8. Também a afirmativa de que a multa de cinco mil reais por infração praticada viola a capacidade contributiva e gera confisco não se sustenta porque a multa não tem natureza de tributo, mas de sanção destinada a coibir a prática de atos inibitórios ou prejudiciais ao exercício regular da atividade de fiscalização e controle aduaneiro em portos, tendo caráter repressivo e preventivo, tanto geral como específico. A sanção foi apurada e dimensionada pelo dano potencial ou concreto ao serviço de fiscalização, não tendo relação com o volume dos bens que deixaram de ser declarados tempestivamente ou tributos envolvidos na operação, de modo que tais critérios não são relevantes para aferir ou estabelecer violação de qualquer proporcionalidade ou razoabilidade neste sentido em específico, consideração esta que se aplica, igualmente, no tocante ao tempo de atraso que, seja qual for, configura descumprimento do prazo estabelecido. A aplicação da multa, como visto, depende da prática da infração, não traduz requisito para o exercício da atividade portuária, de modo a prejudicar o seu livre desempenho, sendo impertinente, portanto e evidentemente, cogitar da exclusão respectiva, a despeito da materialidade da conduta, apenas porque pode afetar a balança comercial do país, assertiva, ademais, abstrata e genérica.

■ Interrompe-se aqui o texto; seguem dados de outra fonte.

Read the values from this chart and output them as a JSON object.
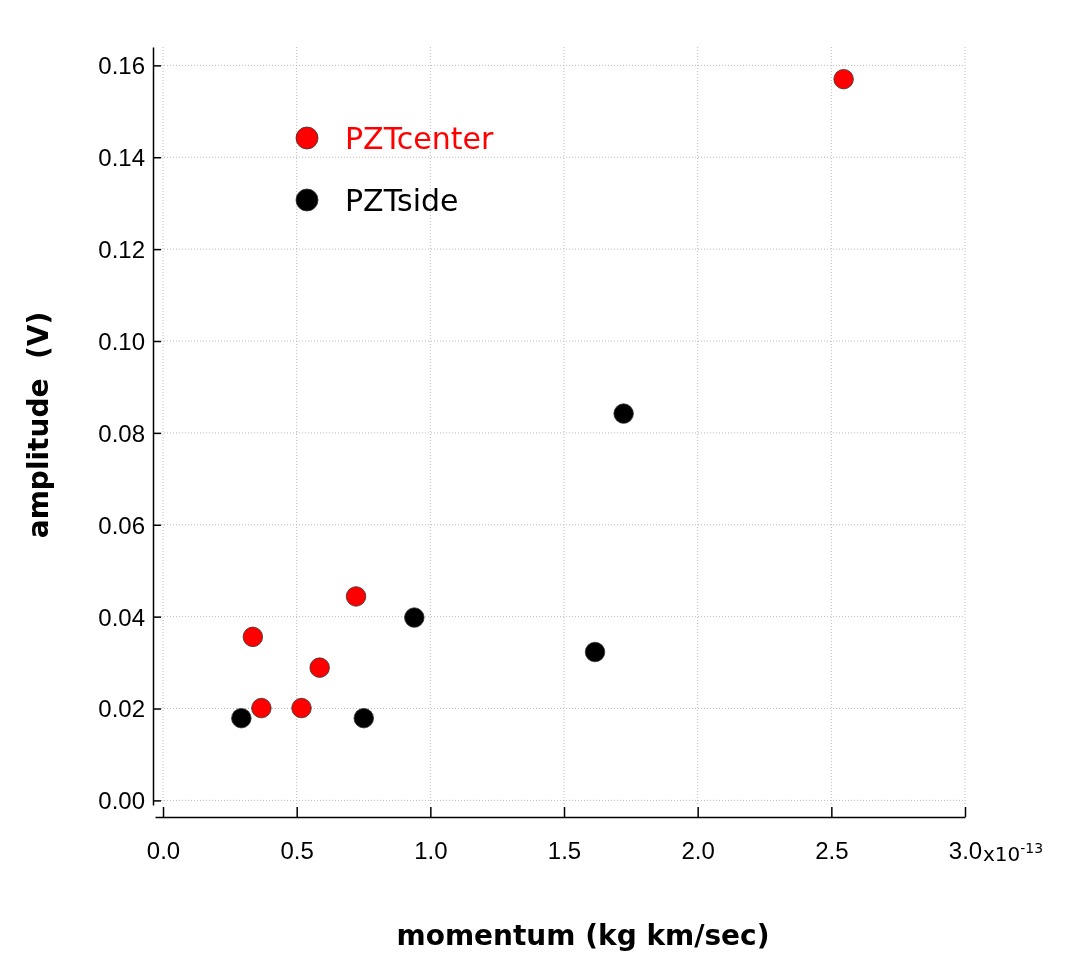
{
  "chart_data": {
    "type": "scatter",
    "xlabel": "momentum (kg km/sec)",
    "ylabel": "amplitude  (V)",
    "xlim": [
      -0.03,
      3.0
    ],
    "ylim": [
      -0.001,
      0.164
    ],
    "xticks": [
      {
        "value": 0,
        "label": "0.0"
      },
      {
        "value": 0.5,
        "label": "0.5"
      },
      {
        "value": 1,
        "label": "1.0"
      },
      {
        "value": 1.5,
        "label": "1.5"
      },
      {
        "value": 2,
        "label": "2.0"
      },
      {
        "value": 2.5,
        "label": "2.5"
      },
      {
        "value": 3,
        "label": "3.0"
      }
    ],
    "annotations": [
      "x10$^{-13}$"
    ],
    "yticks": [
      {
        "value": 0,
        "label": "0.00"
      },
      {
        "value": 0.02,
        "label": "0.02"
      },
      {
        "value": 0.04,
        "label": "0.04"
      },
      {
        "value": 0.06,
        "label": "0.06"
      },
      {
        "value": 0.08,
        "label": "0.08"
      },
      {
        "value": 0.1,
        "label": "0.10"
      },
      {
        "value": 0.12,
        "label": "0.12"
      },
      {
        "value": 0.14,
        "label": "0.14"
      },
      {
        "value": 0.16,
        "label": "0.16"
      }
    ],
    "grid": true,
    "legend": "top left",
    "marker": "circle",
    "series": [
      {
        "name": "PZTcenter",
        "color": "#ff0000",
        "x": [
          2.546,
          0.336,
          0.368,
          0.518,
          0.586,
          0.722
        ],
        "values": [
          0.157,
          0.0356,
          0.0201,
          0.0201,
          0.0289,
          0.0444
        ]
      },
      {
        "name": "PZTside",
        "color": "#000000",
        "x": [
          0.293,
          0.751,
          0.94,
          1.616,
          1.723
        ],
        "values": [
          0.0179,
          0.0179,
          0.0398,
          0.0323,
          0.0842
        ]
      }
    ]
  }
}
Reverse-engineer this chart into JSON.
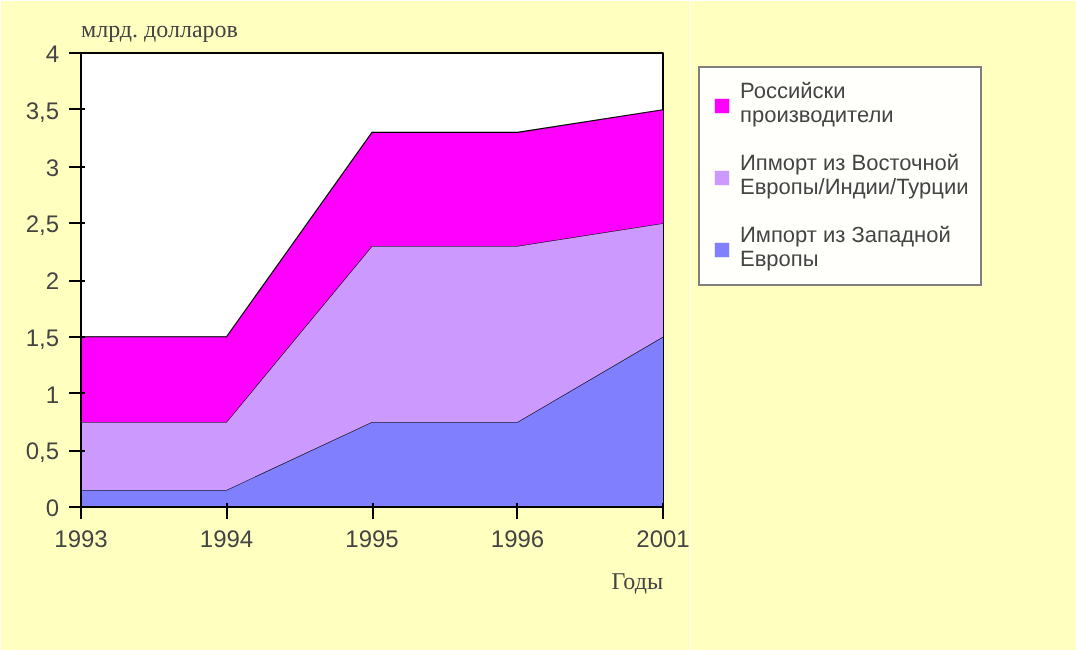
{
  "chart_data": {
    "type": "area",
    "stacked": true,
    "title": "млрд. долларов",
    "xlabel": "Годы",
    "categories": [
      "1993",
      "1994",
      "1995",
      "1996",
      "2001"
    ],
    "series": [
      {
        "name": "Импорт из Западной Европы",
        "color": "#8080ff",
        "values": [
          0.15,
          0.15,
          0.75,
          0.75,
          1.5
        ]
      },
      {
        "name": "Ипморт из Восточной Европы/Индии/Турции",
        "color": "#cc99ff",
        "values": [
          0.6,
          0.6,
          1.55,
          1.55,
          1.0
        ]
      },
      {
        "name": "Российски производители",
        "color": "#ff00ff",
        "values": [
          0.75,
          0.75,
          1.0,
          1.0,
          1.0
        ]
      }
    ],
    "ylim": [
      0,
      4
    ],
    "yticks": [
      0,
      {
        "value": 0.5,
        "label": "0,5"
      },
      1,
      {
        "value": 1.5,
        "label": "1,5"
      },
      2,
      {
        "value": 2.5,
        "label": "2,5"
      },
      3,
      {
        "value": 3.5,
        "label": "3,5"
      },
      4
    ],
    "grid": false,
    "legend": "right"
  }
}
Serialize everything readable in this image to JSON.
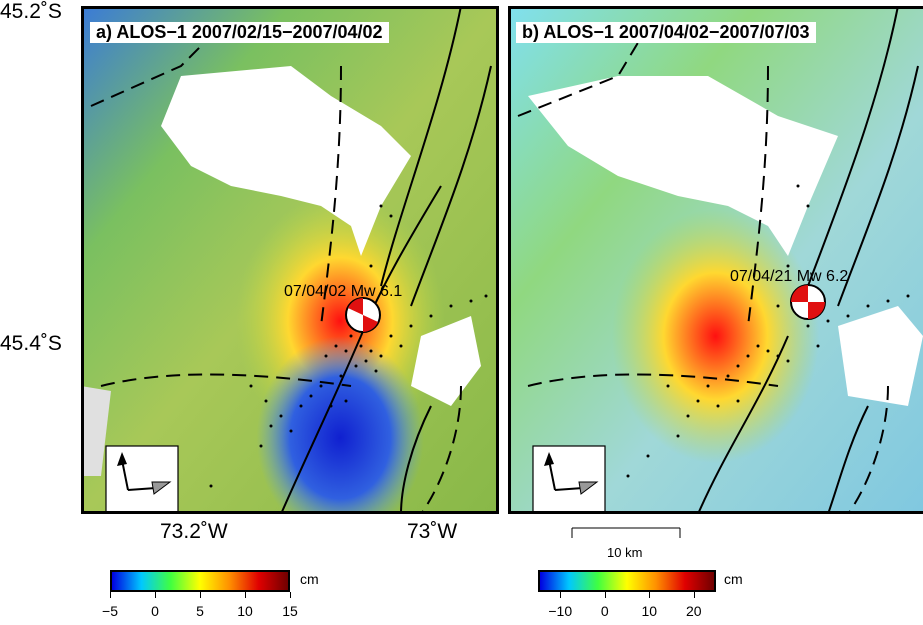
{
  "axes": {
    "lat_top": "45.2˚S",
    "lat_mid": "45.4˚S",
    "lon_left": "73.2˚W",
    "lon_right": "73˚W"
  },
  "panel_a": {
    "title": "a) ALOS−1 2007/02/15−2007/04/02",
    "event_label": "07/04/02  Mw 6.1"
  },
  "panel_b": {
    "title": "b) ALOS−1 2007/04/02−2007/07/03",
    "event_label": "07/04/21  Mw 6.2"
  },
  "scale_bar": {
    "label": "10 km"
  },
  "colorbar_a": {
    "unit": "cm",
    "ticks": [
      "−5",
      "0",
      "5",
      "10",
      "15"
    ],
    "range": [
      -5,
      15
    ],
    "colors": [
      "#0000e0",
      "#00c8ff",
      "#40ff40",
      "#ffff00",
      "#ff9000",
      "#e00000",
      "#700000"
    ]
  },
  "colorbar_b": {
    "unit": "cm",
    "ticks": [
      "−10",
      "0",
      "10",
      "20"
    ],
    "range": [
      -15,
      25
    ],
    "colors": [
      "#0000e0",
      "#00c8ff",
      "#40ff40",
      "#ffff00",
      "#ff9000",
      "#e00000",
      "#700000"
    ]
  },
  "icons": {
    "north_arrow": "satellite-heading-arrow-icon",
    "los_arrow": "line-of-sight-arrow-icon",
    "focal_mechanism": "beachball-icon"
  }
}
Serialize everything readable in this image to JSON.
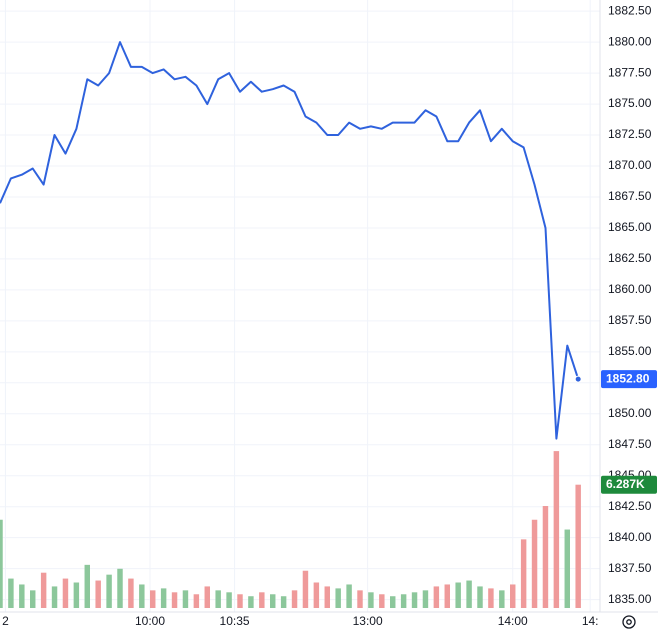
{
  "chart_data": {
    "type": "line",
    "x": [
      0,
      1,
      2,
      3,
      4,
      5,
      6,
      7,
      8,
      9,
      10,
      11,
      12,
      13,
      14,
      15,
      16,
      17,
      18,
      19,
      20,
      21,
      22,
      23,
      24,
      25,
      26,
      27,
      28,
      29,
      30,
      31,
      32,
      33,
      34,
      35,
      36,
      37,
      38,
      39,
      40,
      41,
      42,
      43,
      44,
      45,
      46,
      47,
      48,
      49,
      50,
      51,
      52,
      53
    ],
    "xlim": [
      0,
      55
    ],
    "xticks": [
      {
        "value": 0.5,
        "label": "2"
      },
      {
        "value": 13.75,
        "label": "10:00"
      },
      {
        "value": 21.5,
        "label": "10:35"
      },
      {
        "value": 33.7,
        "label": "13:00"
      },
      {
        "value": 47,
        "label": "14:00"
      },
      {
        "value": 54.1,
        "label": "14:"
      }
    ],
    "ylim": [
      1834,
      1883.4
    ],
    "yticks": [
      {
        "value": 1835,
        "label": "1835.00"
      },
      {
        "value": 1837.5,
        "label": "1837.50"
      },
      {
        "value": 1840,
        "label": "1840.00"
      },
      {
        "value": 1842.5,
        "label": "1842.50"
      },
      {
        "value": 1845,
        "label": "1845.00"
      },
      {
        "value": 1847.5,
        "label": "1847.50"
      },
      {
        "value": 1850,
        "label": "1850.00"
      },
      {
        "value": 1852.5,
        "label": "1852.50"
      },
      {
        "value": 1855,
        "label": "1855.00"
      },
      {
        "value": 1857.5,
        "label": "1857.50"
      },
      {
        "value": 1860,
        "label": "1860.00"
      },
      {
        "value": 1862.5,
        "label": "1862.50"
      },
      {
        "value": 1865,
        "label": "1865.00"
      },
      {
        "value": 1867.5,
        "label": "1867.50"
      },
      {
        "value": 1870,
        "label": "1870.00"
      },
      {
        "value": 1872.5,
        "label": "1872.50"
      },
      {
        "value": 1875,
        "label": "1875.00"
      },
      {
        "value": 1877.5,
        "label": "1877.50"
      },
      {
        "value": 1880,
        "label": "1880.00"
      },
      {
        "value": 1882.5,
        "label": "1882.50"
      }
    ],
    "grid": true,
    "series": [
      {
        "color": "#2f62dd",
        "values": [
          1867,
          1869,
          1869.3,
          1869.8,
          1868.5,
          1872.5,
          1871,
          1873,
          1877,
          1876.5,
          1877.5,
          1880,
          1878,
          1878,
          1877.5,
          1877.8,
          1877,
          1877.2,
          1876.5,
          1875,
          1877,
          1877.5,
          1876,
          1876.8,
          1876,
          1876.2,
          1876.5,
          1876,
          1874,
          1873.5,
          1872.5,
          1872.5,
          1873.5,
          1873,
          1873.2,
          1873,
          1873.5,
          1873.5,
          1873.5,
          1874.5,
          1874,
          1872,
          1872,
          1873.5,
          1874.5,
          1872,
          1873,
          1872,
          1871.5,
          1868.5,
          1865,
          1848,
          1855.5,
          1852.8
        ]
      }
    ],
    "volume": {
      "values": [
        4500,
        1500,
        1200,
        900,
        1800,
        1100,
        1500,
        1300,
        2200,
        1400,
        1700,
        2000,
        1500,
        1200,
        900,
        1000,
        800,
        900,
        700,
        1100,
        900,
        800,
        700,
        600,
        800,
        700,
        600,
        900,
        1900,
        1300,
        1100,
        1000,
        1200,
        900,
        800,
        700,
        600,
        700,
        800,
        900,
        1100,
        1200,
        1300,
        1400,
        1100,
        1000,
        900,
        1200,
        3500,
        4500,
        5200,
        8000,
        4000,
        6287
      ],
      "lim": [
        0,
        31000
      ],
      "up_color": "#8cc79b",
      "down_color": "#ef9a9a"
    },
    "last_price": {
      "value": 1852.8,
      "label": "1852.80",
      "color": "#2962ff"
    },
    "last_volume": {
      "value": 6287,
      "label": "6.287K",
      "color": "#1e8a3c"
    }
  }
}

9. Ao contrário do alegado, a previsão normativa não exclui da sanção a retificação de informações de conhecimento eletrônico, quando importe na sua prestação fora do prazo fixado, pois, conforme já consignado, de qualquer sorte, informações que sejam prestadas de forma incompleta ou errônea não deixam de afetar a integridade do bem jurídico tutelado. A regra de interpretação do artigo 112, CTN, somente seria aplicável em caso de dúvida, o que não existe no caso dos autos, pois clara a norma em exigir que as informações sejam prestadas de forma regular no prazo para que não se estimule o cumprimento apenas do prazo, mas sem o conteúdo próprio e devido, abrindo oportunidade para retificação a qualquer tempo e em prejuízo da própria finalidade da antecedência prevista na legislação, daí porque inexistente e impertinente a alegação de ofensa a princípios invocados (taxatividade, reserva legal, razoabilidade, proporcionalidade, moralidade e segurança jurídica).
10. Em razão da sucumbência da autora, cumpre-lhe arcar com custas e verba honorária, esta fixada nos termos do artigo 85, § 8º, CPC.
11. Apelação provida e prejudicado o agravo interno.